Sprouting broccoli

broccoli
Botanical name:

Brassica oleracea var. italica, calabrese

Description:

Sprouting broccoli is a variety of broccoli with smaller heads on a larger number of thinner stems than ordinary broccoli. The plant grows up to 80 cm high. It develops a strong main stem 5-8 cm in diameter with several branches. The dark green leaves are 20 cm wide and up to 50 cm long, and covered with a waxy coating. The plant is less prone to bolting in warmer weather than the ordinary broccoli cultivar. The actual vegetable are the flower buds together with about 15 cm of the stem attached to them. Broccoli is reported to be an excellent source of vitamin C and vitamin K. Flower buds need to be harvested before they open their bright yellow cross-shaped flowers with four petals, that shows that broccoli is a member of the cabbage family.

How to grow:

Sow 12 mm deep in seedbeds, seedlings emerge in 6-10 days. Transplant to single pots when about 5 cm high. Grow to about 15 cm, feeding with liquid fertiliser. Seedlings need consistent watering to avoid premature bolting.  Transplant to a sunny or half shade spot into rich, lightly textured soil with plenty of well rotted compost dug in. Plant 35 cm apart. Mulch to keep the soil moist. Needs consistent watering.

Harvest in 16 weeks

When heads begin to form, feed with a liquid plant food.

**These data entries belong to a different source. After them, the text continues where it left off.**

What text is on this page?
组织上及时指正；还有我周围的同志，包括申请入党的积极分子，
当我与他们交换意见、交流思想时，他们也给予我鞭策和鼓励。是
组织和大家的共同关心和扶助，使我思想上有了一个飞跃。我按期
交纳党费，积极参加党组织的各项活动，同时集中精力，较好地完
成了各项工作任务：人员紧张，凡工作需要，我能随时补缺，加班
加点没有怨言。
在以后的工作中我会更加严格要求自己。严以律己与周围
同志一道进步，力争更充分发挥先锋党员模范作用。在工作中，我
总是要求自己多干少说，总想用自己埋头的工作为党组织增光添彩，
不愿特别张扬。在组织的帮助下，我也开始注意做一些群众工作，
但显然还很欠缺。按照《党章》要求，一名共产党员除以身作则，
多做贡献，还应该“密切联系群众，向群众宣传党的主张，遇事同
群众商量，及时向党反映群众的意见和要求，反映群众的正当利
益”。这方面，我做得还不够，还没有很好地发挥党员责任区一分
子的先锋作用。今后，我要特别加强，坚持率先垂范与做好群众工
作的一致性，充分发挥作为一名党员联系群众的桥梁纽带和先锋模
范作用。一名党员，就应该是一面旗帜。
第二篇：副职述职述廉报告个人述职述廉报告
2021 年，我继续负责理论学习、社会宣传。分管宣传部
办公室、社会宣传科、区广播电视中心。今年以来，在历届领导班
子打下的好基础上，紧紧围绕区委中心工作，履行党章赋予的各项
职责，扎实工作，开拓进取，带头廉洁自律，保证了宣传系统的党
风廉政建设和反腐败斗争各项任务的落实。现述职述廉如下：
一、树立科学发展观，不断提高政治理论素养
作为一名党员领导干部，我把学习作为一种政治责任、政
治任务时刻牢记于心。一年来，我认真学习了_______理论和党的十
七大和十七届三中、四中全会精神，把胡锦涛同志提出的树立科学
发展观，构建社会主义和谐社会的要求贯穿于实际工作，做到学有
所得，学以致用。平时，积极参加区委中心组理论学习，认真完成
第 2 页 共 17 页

Growing in the neighbourhood:

Likes to grow with beets, cucumber, onions, marigold, nasturtium. Doesn’t like climbing beans and members of the nightshade family (tomato, capsicum, chili, eggplant)

Pests and other problems and how we deal with them:

Caterpillars of butterflies, especially the white cabbage butterfly are pests on sprouting broccoli. We keep them out by netting the bed with a 5-10 mm net as long as the plants are small. A bit of leaf loss on mature plants is tolerable, if caterpillars take away too much leaf material we spray the plants with a bacterial solution that controls them.

All members of the cabbage family can be affected by a single-celled organism deforming the roots and making it hard for the plants to take up water. The problem is called club root and requires serious soil treatment. We try to avoid this by strictly rotating crops.

Season:

Early Autumn or early Spring, it does like a lot of sun, but it fares better in cooler seasons

Seed-saving:

Sprouting broccoli cross pollinates with other plants of the cabbage family. In order to collect useful seeds the mother-plant would need to be kept isolated.

How to harvest and use:

Cut the flower buds with about 15 cm of stem attached. Use a sharp knife and make a vertical cut, so water can run of this cut. The plant will produce secondary shoots in short time. Once the plant doesn’t produce flowers buds anymore the leaves are stripped off the thick stalks. Together with all material that can be cut into small pieces they go to the compost. The remaining thick stalks are transferred to the native garden to rot.

Sprouting broccoli can be used as ordinary broccoli is. Blanched very briefly and served with butter and almonds or a blue-cheese sauce are classics. It works well in quiches.